Je nach Lebens- und Arbeitskosten zahlt Tony's Chocolonely flexible Prämien zusätzlich zum Weltmarktpreis. Für Verbraucher kosten 180 Gramm Schokolade daher knapp über drei Euro. Ähnlich engagiert sich der Schweizer Schokoladenhersteller Halba, der hinter der Edelmarke Swiss Confisa steht. Auch Halba verpflichtet sich zu mehrjährigen Kooperationen mit seinen Bauern in Honduras, Peru und Ecuador und fördert die Biodiversität auf den Feldern.

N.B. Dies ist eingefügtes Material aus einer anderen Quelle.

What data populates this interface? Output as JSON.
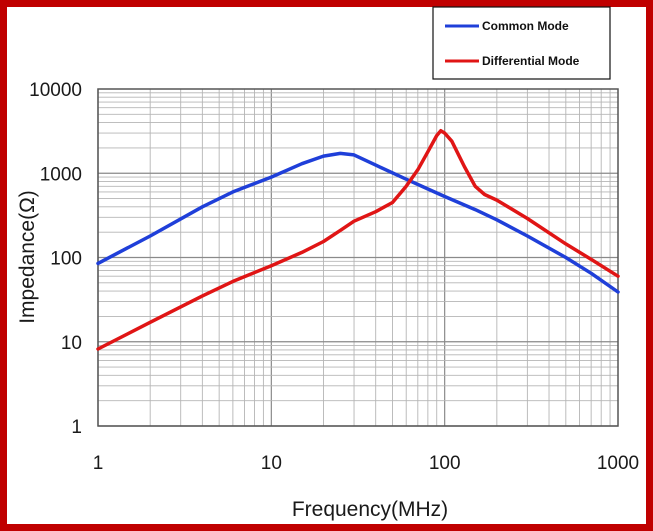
{
  "chart_data": {
    "type": "line",
    "xscale": "log",
    "yscale": "log",
    "xlim": [
      1,
      1000
    ],
    "ylim": [
      1,
      10000
    ],
    "xlabel": "Frequency(MHz)",
    "ylabel": "Impedance(Ω)",
    "x_ticks": [
      "1",
      "10",
      "100",
      "1000"
    ],
    "y_ticks": [
      "1",
      "10",
      "100",
      "1000",
      "10000"
    ],
    "grid": true,
    "legend_position": "top-right",
    "series": [
      {
        "name": "Common Mode",
        "color": "#1f3fd9",
        "x": [
          1,
          2,
          4,
          6,
          10,
          15,
          20,
          25,
          30,
          40,
          60,
          80,
          100,
          150,
          200,
          300,
          500,
          700,
          1000
        ],
        "y": [
          85,
          180,
          400,
          600,
          900,
          1300,
          1600,
          1720,
          1650,
          1250,
          850,
          650,
          530,
          370,
          280,
          180,
          100,
          65,
          39
        ]
      },
      {
        "name": "Differential Mode",
        "color": "#e01515",
        "x": [
          1,
          2,
          4,
          6,
          10,
          15,
          20,
          25,
          30,
          40,
          50,
          60,
          70,
          80,
          90,
          95,
          100,
          110,
          130,
          150,
          170,
          200,
          300,
          500,
          700,
          1000
        ],
        "y": [
          8.2,
          17,
          35,
          52,
          80,
          115,
          155,
          210,
          270,
          350,
          450,
          700,
          1100,
          1800,
          2800,
          3200,
          3000,
          2400,
          1200,
          700,
          560,
          480,
          290,
          145,
          95,
          60
        ]
      }
    ]
  }
}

Langjährige Lieferbeziehungen mit den Bauern, ein direkterer Austausch und höhere Preise - das sind für Friedel Hütz-Adams vom Südwind Institut die drei Stellschrauben, um im Kakaoanbau wirklich etwas zu verändern. "Wir merken schon, dass es auch bei den ganz Großen in der Branche langsam eine größere Bereitschaft gibt, in diese Richtung zu denken", sagt er. "Aber es liegt noch ein sehr langer Weg vor uns." Wie schnell es vorangeht, bestimmen auch die Verbraucher: Je mehr Menschen zertifizierten oder direkt gehandelten Kakao kaufen, selbst wenn dieser ein paar Cent mehr kostet, desto mehr stehen Konzerne unter Druck. Für Gründer Uwe Meier zumindest ist klar: Solange in Westafrika noch Kinder arbeiten, wird ihn nichts auf der Couch halten.